Bridge, Ahane, Co. Cork
Co. Cork |
Bridges & Crossings
A concrete extension bolted onto the southern side is not the sort of thing that makes a bridge look its best, but it does make a useful contrast: beneath and beside that utilitarian addition sits a carefully crafted limestone structure whose original builder clearly had strong opinions about how a bridge should present itself.
The Ahane bridge carries a road east to west over the Owentaraglin River in north County Cork, and what distinguishes it is the quality of its stonework. The voussoirs, the wedge-shaped stones that form the curve of each arch, are well dressed and chamfered along their edges, and a limestone string course runs above the arches like a ruled line separating the functional from the decorative. Two wide segmental arches span the river, each with a prominent keystone, and the cutwater, the pointed projection that divides the current around the central pier, has a blunt, squared-off point rather than the sharper angles found on later Victorian engineering.
The bridge bears a close resemblance to Duncannon Bridge, a nearby early nineteenth-century crossing that was designed by Richard Griffith.
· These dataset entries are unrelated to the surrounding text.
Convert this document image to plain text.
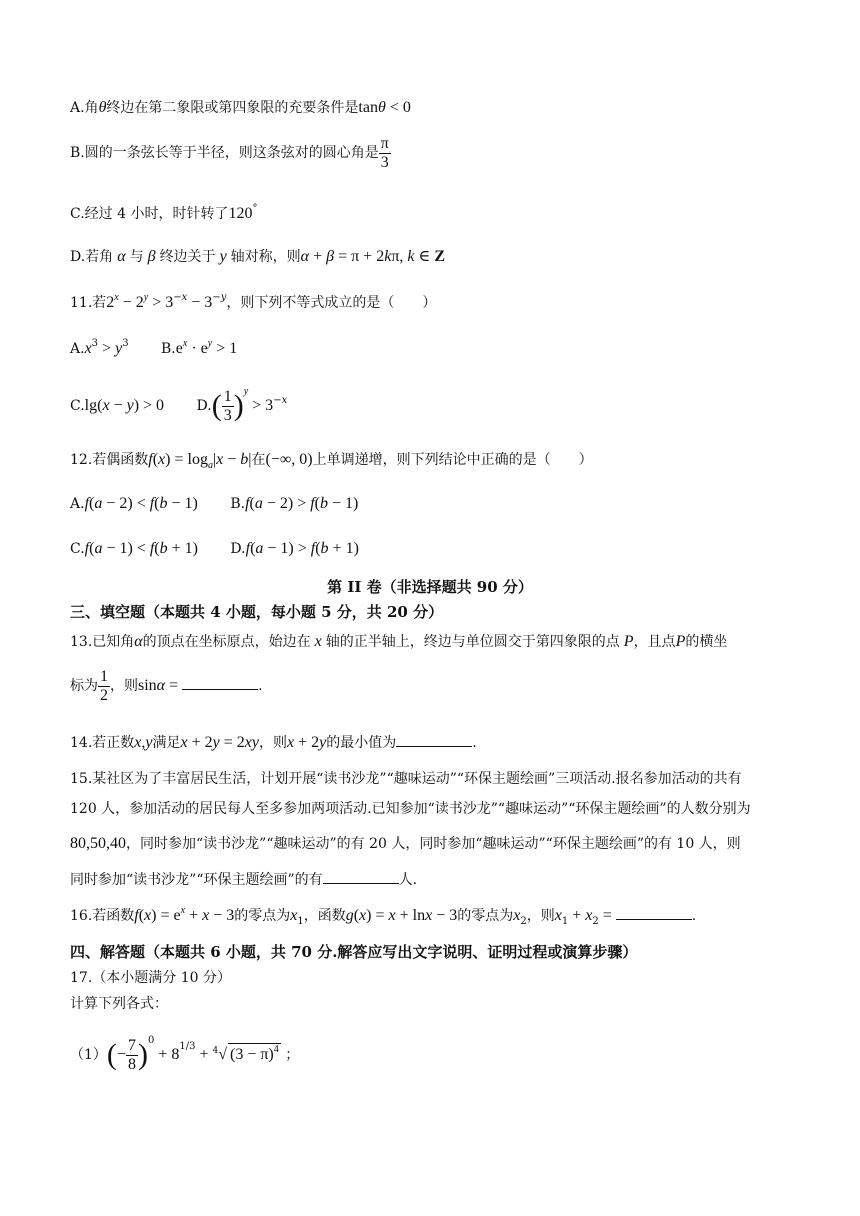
A.角θ终边在第二象限或第四象限的充要条件是tanθ < 0
B.圆的一条弦长等于半径，则这条弦对的圆心角是 $\frac{\pi}{3}$
C.经过 4 小时，时针转了120°
D.若角 α 与 β 终边关于 y 轴对称，则α + β = π + 2kπ, k ∈ Z
11.若$2^x - 2^y > 3^{-x} - 3^{-y}$，则下列不等式成立的是（　　）
$A.x^3 > y^3$ $B.e^x \cdot e^y > 1$
C.lg(x − y) > 0 $D.( \frac{1}{3} )^y > 3^{-x}$
12.若偶函数$f(x) = \log_a|x - b|$在(−∞, 0)上单调递增，则下列结论中正确的是（　　）
A.f(a − 2) < f(b − 1) B.f(a − 2) > f(b − 1)
C.f(a − 1) < f(b + 1) D.f(a − 1) > f(b + 1)
第 II 卷（非选择题共 90 分）
三、填空题（本题共 4 小题，每小题 5 分，共 20 分）
13.已知角α的顶点在坐标原点，始边在 x 轴的正半轴上，终边与单位圆交于第四象限的点 P，且点P的横坐
标为 $\frac{1}{2}$ ，则sinα =	.
14.若正数x,y满足x + 2y = 2xy，则x + 2y的最小值为	.
15.某社区为了丰富居民生活，计划开展“读书沙龙”“趣味运动”“环保主题绘画”三项活动.报名参加活动的共有
120 人，参加活动的居民每人至多参加两项活动.已知参加“读书沙龙”“趣味运动”“环保主题绘画”的人数分别为
80,50,40，同时参加“读书沙龙”“趣味运动”的有 20 人，同时参加“趣味运动”“环保主题绘画”的有 10 人，则
同时参加“读书沙龙”“环保主题绘画”的有	人.
16.若函数$f(x) = e^x + x - 3$的零点为$x_1$，函数g(x) = x + lnx − 3的零点为$x_2$，则$x_1 + x_2$ =	.
四、解答题（本题共 6 小题，共 70 分.解答应写出文字说明、证明过程或演算步骤）
17.（本小题满分 10 分）
计算下列各式：
$(1)(- \frac{7}{8} )^0 + 8^{1/3} + ^4√$ $(3 - \pi)^4$ ；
Griffith is perhaps best known to Irish historians for the valuation of property he oversaw in the 1840s and 1850s, a document so comprehensive that genealogists still rely on it today, but he was also a trained engineer and geologist who worked extensively on road and infrastructure projects in Munster in the early decades of the nineteenth century. The similarity in detailing between the two bridges, particularly the dressed limestone and the general proportions, suggests Ahane may belong to the same period and possibly the same design tradition, though the north parapet wall has been heavily repaired at some point, which complicates any reading of the original fabric on that side.